John Kirby, National Security Council coordinate for strategic communications, told the press on Friday that the Department of Defense was following an object over Alaska airspace.

Ryder said that the Defense Department had no details about the object’s “capabilities, purpose or origin.” He added the object posed a reasonable threat to the safety of civilian flight, noting that “the object was about the size of a small car, so not similar in size or shape to the high altitude surveillance balloon that was taken down off the coast of South Carolina on February 4.”

There were two efforts to get closer to the object and evaluate it as it flew. Fighter aircraft made their first engagement late Thursday night and then again early Friday. Kirby told reporters that both engagements yielded limited information.

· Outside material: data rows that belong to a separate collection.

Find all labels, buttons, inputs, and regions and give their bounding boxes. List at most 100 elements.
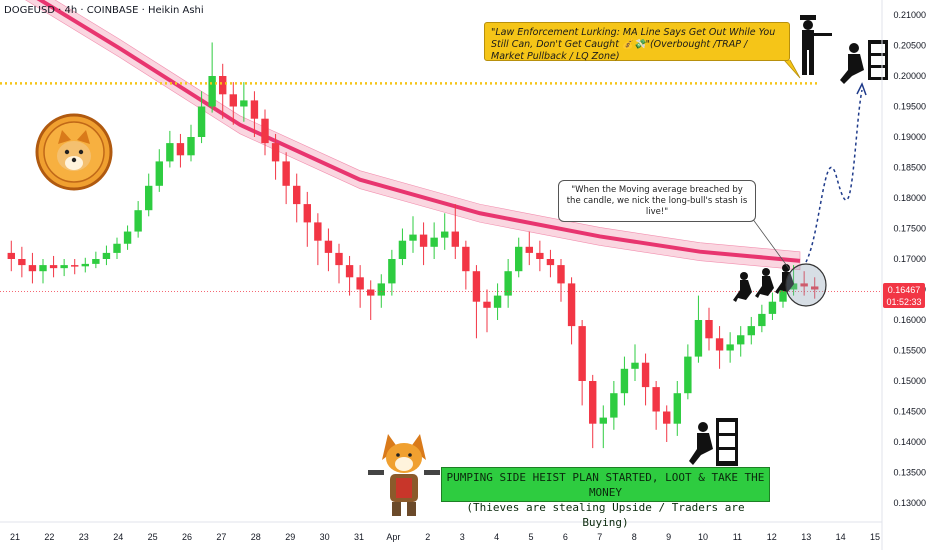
candle-body: [145, 185, 153, 211]
candle-body: [176, 143, 185, 156]
thief-icon: [689, 422, 713, 465]
x-tick-label: 31: [354, 532, 364, 542]
candle-body: [641, 362, 650, 388]
y-tick-label: 0.17000: [893, 254, 926, 264]
vault-icon: [868, 40, 888, 80]
candle-body: [293, 185, 301, 205]
x-tick-label: 14: [836, 532, 846, 542]
candle-body: [715, 338, 724, 351]
candle-body: [282, 161, 290, 186]
candle-body: [536, 252, 544, 259]
x-tick-label: 24: [113, 532, 123, 542]
candle-body: [620, 368, 629, 394]
x-tick-label: 6: [563, 532, 568, 542]
x-tick-label: 12: [767, 532, 777, 542]
candle-body: [430, 237, 438, 247]
x-tick-label: 9: [666, 532, 671, 542]
candle-body: [546, 259, 555, 266]
y-tick-label: 0.19000: [893, 132, 926, 142]
breakout-highlight: [785, 263, 827, 307]
candle-body: [747, 326, 755, 336]
candle-body: [652, 387, 660, 412]
y-tick-label: 0.21000: [893, 10, 926, 20]
candle-body: [219, 76, 227, 95]
candle-body: [303, 204, 311, 223]
x-tick-label: 10: [698, 532, 708, 542]
candle-body: [705, 320, 713, 339]
y-tick-label: 0.13000: [893, 498, 926, 508]
thief-icon: [733, 264, 794, 302]
candle-body: [525, 246, 533, 253]
candle-body: [81, 263, 89, 267]
candle-body: [261, 118, 269, 144]
candle-body: [726, 344, 734, 351]
candle-body: [462, 246, 470, 272]
candle-body: [610, 393, 618, 418]
vault-icon: [716, 418, 738, 466]
x-tick-label: 15: [870, 532, 880, 542]
y-tick-label: 0.15500: [893, 346, 926, 356]
candle-body: [694, 320, 703, 357]
candle-body: [60, 265, 68, 269]
x-tick-label: 5: [528, 532, 533, 542]
candle-body: [684, 356, 692, 394]
candle-body: [398, 240, 407, 259]
candle-body: [123, 231, 132, 244]
x-tick-label: 7: [597, 532, 602, 542]
x-tick-label: 25: [148, 532, 158, 542]
candle-body: [472, 271, 481, 302]
x-tick-label: 27: [216, 532, 226, 542]
plan-line2: (Thieves are stealing Upside / Traders a…: [466, 501, 745, 529]
candle-body: [367, 289, 375, 296]
candle-body: [409, 234, 417, 241]
chart-title: DOGEUSD · 4h · COINBASE · Heikin Ashi: [4, 5, 204, 16]
y-tick-label: 0.17500: [893, 224, 926, 234]
candle-body: [768, 301, 777, 314]
candle-body: [493, 295, 502, 308]
candle-body: [324, 240, 333, 253]
candle-body: [800, 283, 808, 287]
candle-body: [208, 76, 216, 107]
candle-body: [92, 259, 100, 264]
candle-body: [18, 259, 26, 266]
candle-body: [504, 271, 512, 296]
thief-icon: [840, 43, 864, 84]
x-tick-label: 21: [10, 532, 20, 542]
y-tick-label: 0.20500: [893, 41, 926, 51]
x-tick-label: 4: [494, 532, 499, 542]
candle-body: [737, 335, 745, 345]
shiba-coin-icon: [35, 113, 113, 191]
x-tick-label: 26: [182, 532, 192, 542]
candle-series: [7, 42, 819, 449]
x-tick-label: 30: [320, 532, 330, 542]
shiba-cowboy-icon: [368, 434, 440, 516]
x-tick-label: 13: [801, 532, 811, 542]
candle-body: [314, 222, 322, 241]
x-tick-label: 2: [425, 532, 430, 542]
candle-body: [599, 417, 607, 424]
candle-body: [483, 301, 491, 308]
y-tick-label: 0.15000: [893, 376, 926, 386]
candle-body: [197, 106, 206, 137]
candle-body: [187, 137, 195, 156]
candle-body: [631, 362, 639, 369]
last-price-value: 0.16467: [887, 285, 921, 295]
candle-body: [28, 265, 37, 272]
x-tick-label: 22: [44, 532, 54, 542]
y-axis: 0.21000 0.20500 0.20000 0.19500 0.19000 0.185…: [893, 10, 926, 508]
candle-body: [102, 252, 111, 259]
candle-body: [166, 143, 174, 162]
candle-body: [451, 231, 459, 247]
y-tick-label: 0.14500: [893, 407, 926, 417]
x-tick-label: 11: [733, 532, 742, 542]
plan-line1: PUMPING SIDE HEIST PLAN STARTED, LOOT & …: [446, 471, 765, 499]
candle-body: [250, 100, 259, 119]
candle-body: [758, 313, 766, 327]
police-icon: [800, 15, 832, 75]
candle-body: [589, 381, 597, 424]
callout-top: "Law Enforcement Lurking: MA Line Says G…: [484, 22, 790, 62]
y-tick-label: 0.20000: [893, 71, 926, 81]
candle-body: [39, 265, 47, 272]
y-tick-label: 0.19500: [893, 102, 926, 112]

Kirby explained that they were able to get some fighter aircrafts up and around it before the order to shoot it down.

Biden, at the recommendation of the Pentagon, ordered the military “to down the object and they did,” Kirby added. The object came inside territorial airspace and was brought down by fighter aircraft assigned to US Northern Command. It went down over frozen Arctic Ocean waters near the Canadian border and northeastern Alaska. The US is expecting to recover the debris.

The operation was coordinated by the US Northern Command’s Alaska Command, which received assistance from the Alaska Air National Guard, Federal Aviation Administration and the FBI.

Source: https://www.cnn.com/2023/02/10/politics/biden-alaska-military-down/index.html

The Deadhorse Object: A Candidate Chinese Spy Balloon and Its Implications for the UFOs

The best description we have is that which we are calling an object. We don’t know who owns it – whether it’s state-owned or corporate-owned or privately-owned, we just don’t know,” Kirby said.

The object came to the US government’s attention last night. Biden was first briefed Thursday night “as soon as the Pentagon had enough information,” Kirby said.

The object “did not appear to be self-maneuvering, and therefore, (was) at the mercy of prevailing winds,” making it “much less predictable,” said Kirby.

The Federal Aviation Administration issued a temporary flight restriction Friday in the area around Deadhorse, Alaska, as the military took action against the object.

The Biden administration has faced questions over its handling of a suspected Chinese spy balloon that floated across the nation last week before being shot down in the Atlantic Ocean off the coast of the Carolinas on Saturday.

The president has stood by the way he and his administration handled the balloon, but has come under fire from Republicans for allowing it to fly over the country before shooting it down.

This is part of a relatively new push by Congress and the Pentagon to make sense of more than 500 credible UFO sightings over the past couple of decades.

Congress should convene hearings to get to the bottom of this. The public has a right to understand why objects are flying around in American airspace that the Pentagon and the US intelligence community can’t identify.